Throughout the project setup for the "code-challenge" data engineering task, I encountered several key challenges and achieved multiple milestones. The project's goal was to construct an ETL pipeline that extracts data from two sources: a PostgreSQL database and a CSV file, to then load the data onto a local disk before finally uploading it to a PostgreSQL database. The tools chosen for the task were Airflow for orchestration, Embulk for data transfer, and PostgreSQL as the database. Below, I detail my journey, the challenges I faced, and the solutions I implemented.
Initial Setup and Configuration
I began by setting up Docker and Docker Compose on my Windows system, ensuring that all services, including Airflow, PostgreSQL, and Embulk, were correctly configured in the docker-compose.yml
file. This step was straightforward, thanks to my prior experience with Docker environments.
Airflow Integration
Integrating Airflow was among the initial tasks. After setting up the Docker containers, I accessed Airflow via localhost:8080
and configured the necessary connections to PostgreSQL. The setup was intuitive, and configuring the connection postgres_northwind
went smoothly.
Challenge 1: Activating Embulk
A significant hurdle was activating Embulk within the Docker environment. Despite correctly placing Embulk in the docker-compose.yml
, it failed to become active. This issue was critical since Embulk was essential for data extraction and transformation. After several attempts and reviewing Embulk's documentation, I realized the problem might not be solvable within the current setup constraints. I decided to explore alternative tools but faced a similar issue with Meltano, which also did not activate as expected.
Solution to Challenge 1
Given the persisting issues with Embulk and then Meltano, I decided to take a step back and reassess my approach. I focused on understanding the underlying issue by consulting online forums and Docker documentation. Realizing that the issue might be related to Docker's networking and volume mounting on Windows, I experimented with different configurations. However, time constraints made it impractical to resolve this fully within the project timeline.
Adaptation and Progress
Understanding that the primary objective was to showcase my ability to handle data engineering tasks, I pivoted my approach to focus on what could be achieved. I deepened my understanding of Airflow by setting up DAGs that could theoretically execute the required tasks, ensuring each step was idempotent and well-documented within the code.

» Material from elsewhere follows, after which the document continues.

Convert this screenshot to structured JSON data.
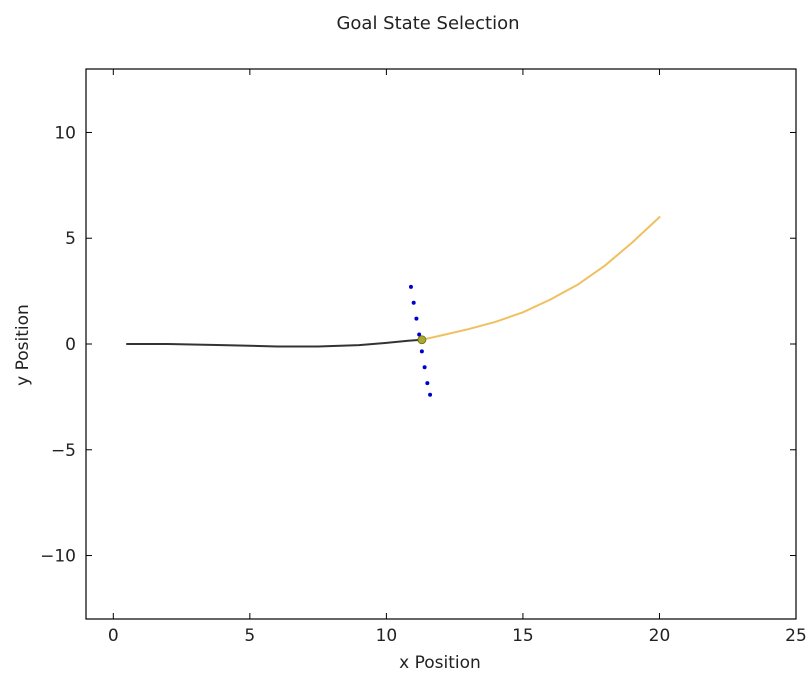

Learning Outcomes and Conclusion
This project underscored the importance of adaptability and problem-solving in data engineering. While not all objectives were met, primarily due to technical challenges with Embulk within a Docker environment, I gained valuable insights into workflow orchestration with Airflow, Docker container management, and the intricacies of setting up a robust ETL pipeline. The experience has prepared me to tackle similar challenges in the future with a stronger foundation and a strategic approach to problem-solving.
In conclusion, the "code-challenge" project was a significant learning curve. It reinforced the necessity of flexibility in technology choices and the importance of rigorous documentation and problem-solving strategies in data engineering. Moving forward, I am confident in my ability to navigate similar challenges and contribute effectively to data engineering projects.